Red Nose Day

A: Hi. I’ve been thinking about red nose day.
B: Really. What about it?
A: Well more about ‘charity’ and ‘giving’ really.
B: Go on.
A: Well, imagine this situation… You’ve been shopping and bought a really nice new pair of shoes. They’ve cost you £80.
B: Nice shoes.
A: Yep. Then as you’re walking home past the canal you see a small child obviously drowning. The canal’s not that deep. Would you wade in and save the child even though it will mean ruining your new shoes?
B: Of course. Next question.
A: Scenario number 2. You’ve bought the shoes but have taken a different route home. You see a poster of an African child obviously starving. You read the notice and it says that it would cost £80 to keep this child alive. Would you return to the shop, collect your £80 and send the money to the charity?
B: I’d like to think I would.
A: But…
B: Of course I wouldn’t.
A: Why do you think that is?
B: I’m not really sure. No doubt you’ve a theory or 2 on this?

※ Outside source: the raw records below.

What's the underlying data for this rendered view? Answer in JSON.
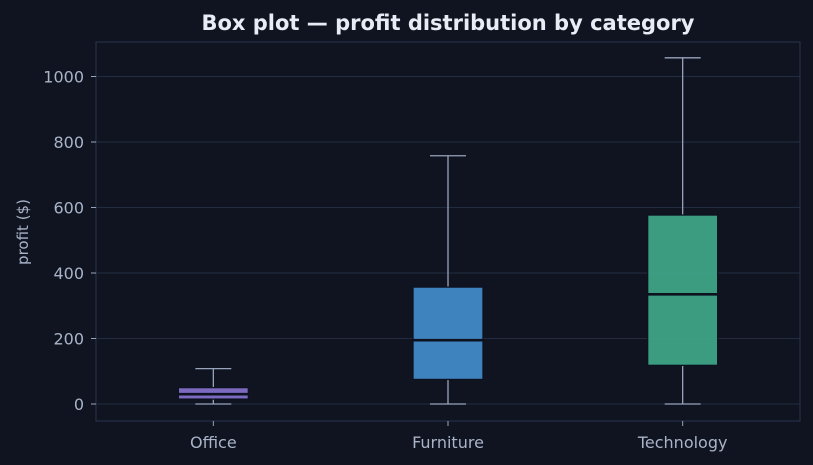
{
  "chart_data": {
    "type": "box",
    "title": "Box plot — profit distribution by category",
    "xlabel": "",
    "ylabel": "profit ($)",
    "ylim": [
      -50,
      1110
    ],
    "yticks": [
      0,
      200,
      400,
      600,
      800,
      1000
    ],
    "grid": true,
    "categories": [
      "Office",
      "Furniture",
      "Technology"
    ],
    "boxes": [
      {
        "category": "Office",
        "whisker_low": 0,
        "q1": 15,
        "median": 30,
        "q3": 50,
        "whisker_high": 108,
        "color": "#8672cf"
      },
      {
        "category": "Furniture",
        "whisker_low": 0,
        "q1": 75,
        "median": 195,
        "q3": 357,
        "whisker_high": 758,
        "color": "#438dcc"
      },
      {
        "category": "Technology",
        "whisker_low": 0,
        "q1": 118,
        "median": 335,
        "q3": 577,
        "whisker_high": 1057,
        "color": "#3fa889"
      }
    ]
  },
  "colors": {
    "background": "#0f1420",
    "grid": "#232b40",
    "axis": "#2c3550",
    "whisker": "#98a3bc",
    "median": "#0d1220"
  }
}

A: Indeed. I guess one element in explaining this is the phenomena known as social loafing. This concerns how people behave in groups. There seems to be some element of laziness, of ‘someone else will do it’ in all of us.
B: Have you a dramatic illustration of this?

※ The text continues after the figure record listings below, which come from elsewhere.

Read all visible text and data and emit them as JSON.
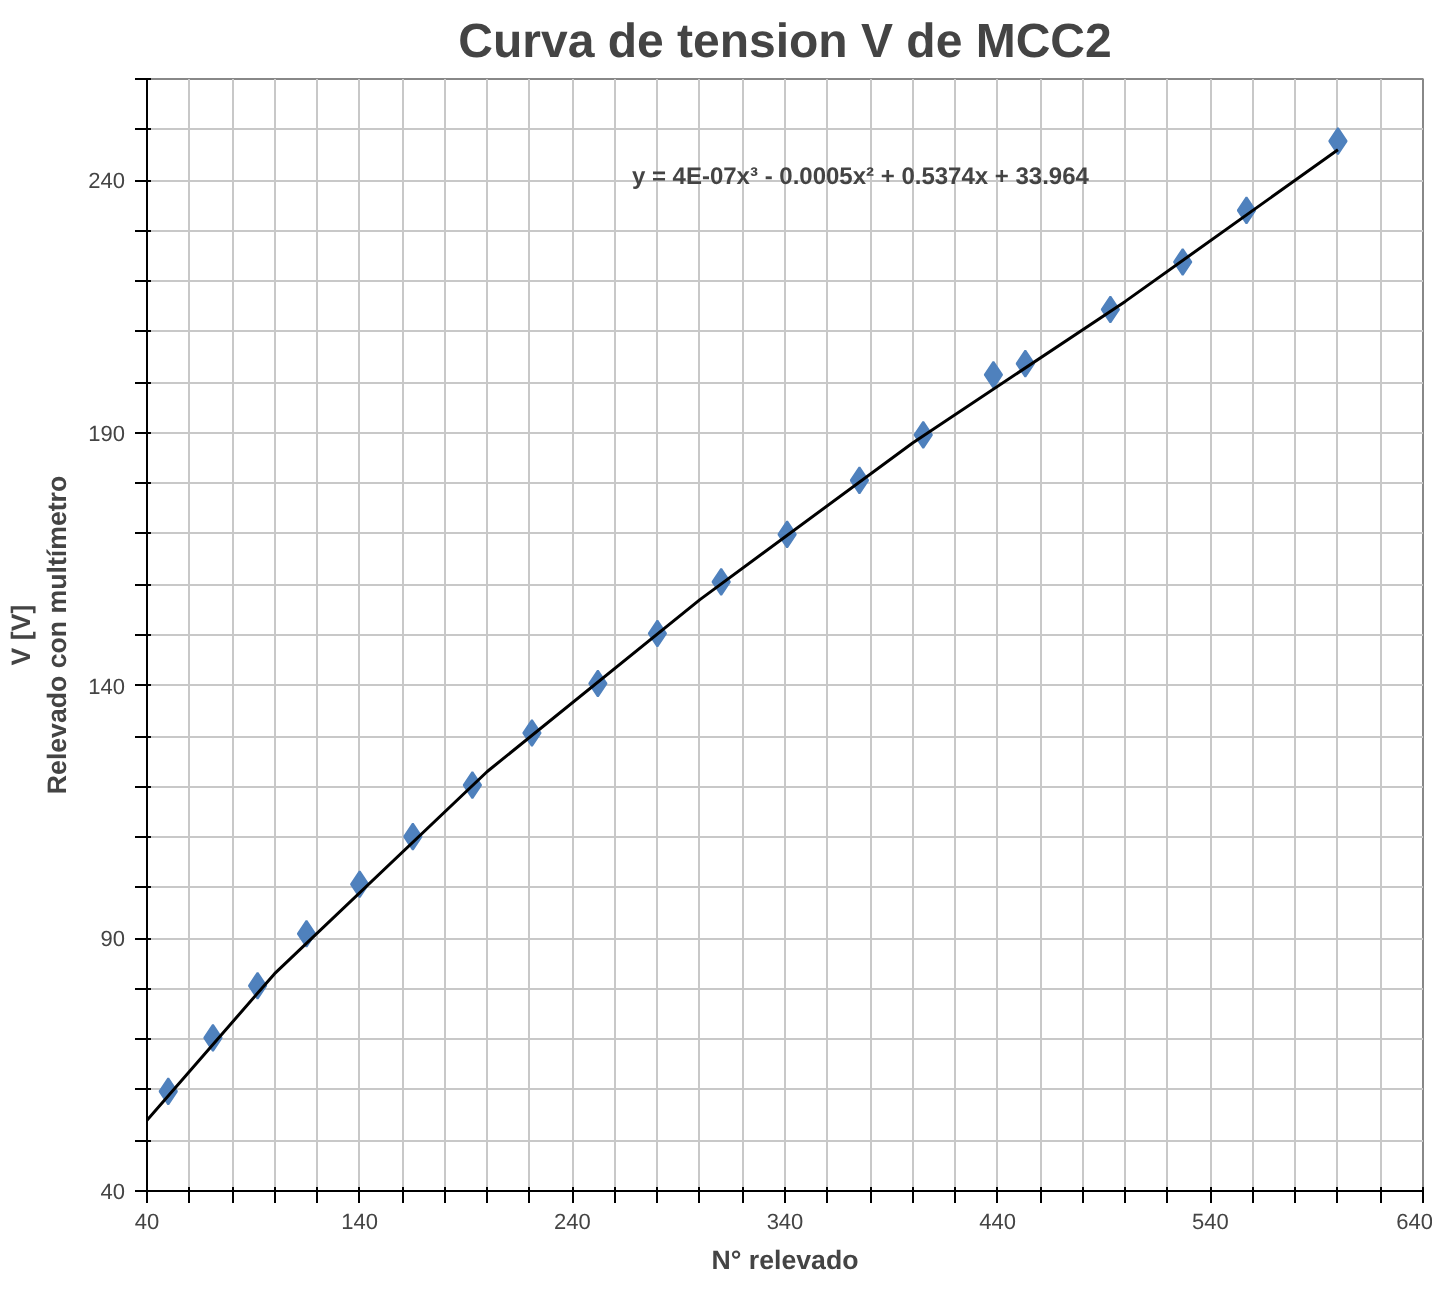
{
  "chart_data": {
    "type": "scatter",
    "title": "Curva de tension V de MCC2",
    "xlabel": "N° relevado",
    "ylabel": "V [V]\nRelevado con multímetro",
    "annotations": [
      "y = 4E-07x³ - 0.0005x² + 0.5374x + 33.964"
    ],
    "marker": "diamond",
    "grid": true,
    "xlim": [
      40,
      640
    ],
    "ylim": [
      40,
      260
    ],
    "xticks": [
      40,
      {
        "value": 60,
        "label": null
      },
      {
        "value": 80,
        "label": null
      },
      {
        "value": 100,
        "label": null
      },
      {
        "value": 120,
        "label": null
      },
      140,
      {
        "value": 160,
        "label": null
      },
      {
        "value": 180,
        "label": null
      },
      {
        "value": 200,
        "label": null
      },
      {
        "value": 220,
        "label": null
      },
      240,
      {
        "value": 260,
        "label": null
      },
      {
        "value": 280,
        "label": null
      },
      {
        "value": 300,
        "label": null
      },
      {
        "value": 320,
        "label": null
      },
      340,
      {
        "value": 360,
        "label": null
      },
      {
        "value": 380,
        "label": null
      },
      {
        "value": 400,
        "label": null
      },
      {
        "value": 420,
        "label": null
      },
      440,
      {
        "value": 460,
        "label": null
      },
      {
        "value": 480,
        "label": null
      },
      {
        "value": 500,
        "label": null
      },
      {
        "value": 520,
        "label": null
      },
      540,
      {
        "value": 560,
        "label": null
      },
      {
        "value": 580,
        "label": null
      },
      {
        "value": 600,
        "label": null
      },
      {
        "value": 620,
        "label": null
      },
      640
    ],
    "yticks": [
      40,
      {
        "value": 50,
        "label": null
      },
      {
        "value": 60,
        "label": null
      },
      {
        "value": 70,
        "label": null
      },
      {
        "value": 80,
        "label": null
      },
      90,
      {
        "value": 100,
        "label": null
      },
      {
        "value": 110,
        "label": null
      },
      {
        "value": 120,
        "label": null
      },
      {
        "value": 130,
        "label": null
      },
      140,
      {
        "value": 150,
        "label": null
      },
      {
        "value": 160,
        "label": null
      },
      {
        "value": 170,
        "label": null
      },
      {
        "value": 180,
        "label": null
      },
      190,
      {
        "value": 200,
        "label": null
      },
      {
        "value": 210,
        "label": null
      },
      {
        "value": 220,
        "label": null
      },
      {
        "value": 230,
        "label": null
      },
      240,
      {
        "value": 250,
        "label": null
      },
      {
        "value": 260,
        "label": null
      }
    ],
    "series": [
      {
        "color": "#4f81bd",
        "x": [
          50,
          71,
          92,
          115,
          140,
          165,
          193,
          221,
          252,
          280,
          310,
          341,
          375,
          405,
          438,
          453,
          493,
          527,
          557,
          600
        ],
        "values": [
          59.7,
          70.3,
          80.6,
          90.9,
          100.7,
          110.1,
          120.3,
          130.6,
          140.4,
          150.3,
          160.5,
          169.9,
          180.6,
          189.6,
          201.5,
          203.7,
          214.4,
          223.8,
          234.0,
          247.7
        ]
      },
      {
        "type": "line",
        "color": "#000000",
        "marker": "none",
        "x": [
          40,
          100,
          200,
          300,
          400,
          500,
          600
        ],
        "values": [
          54,
          83,
          123,
          157,
          188,
          216,
          246
        ]
      }
    ]
  }
}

A: This was dramatically illustrated in the case of Kitty Genovese in New York in 1964. According to the reports for more than thirty minutes 38 citizens watched a killer stalk and stab Kitty Genovese in three separate attacks. Twice the talking and glow of the lights in the apartments forced the assailant to leave but he returned to kill her. No one telephoned the police during the assault. One woman contacted the police after the woman was dead.
B: Anything else spring to mind?
A: Perhaps there’s the ‘giving overload’ aspect. For a long time now we seem to have been bombarded with images of starving children, mistreated animals, old people suffering. It’s just not news anymore and the emotional shock value has all but disappeared.
B: So – big implications for comic relief I guess?
A: Exactly. They have to keep making it different.
B: So, sitting in a bath of beans no longer works?
A: Afraid not.
B: So I can get out then?
A: Yes please, and don’t leave a mess on the carpet.
B: Why didn’t you just say in the first place?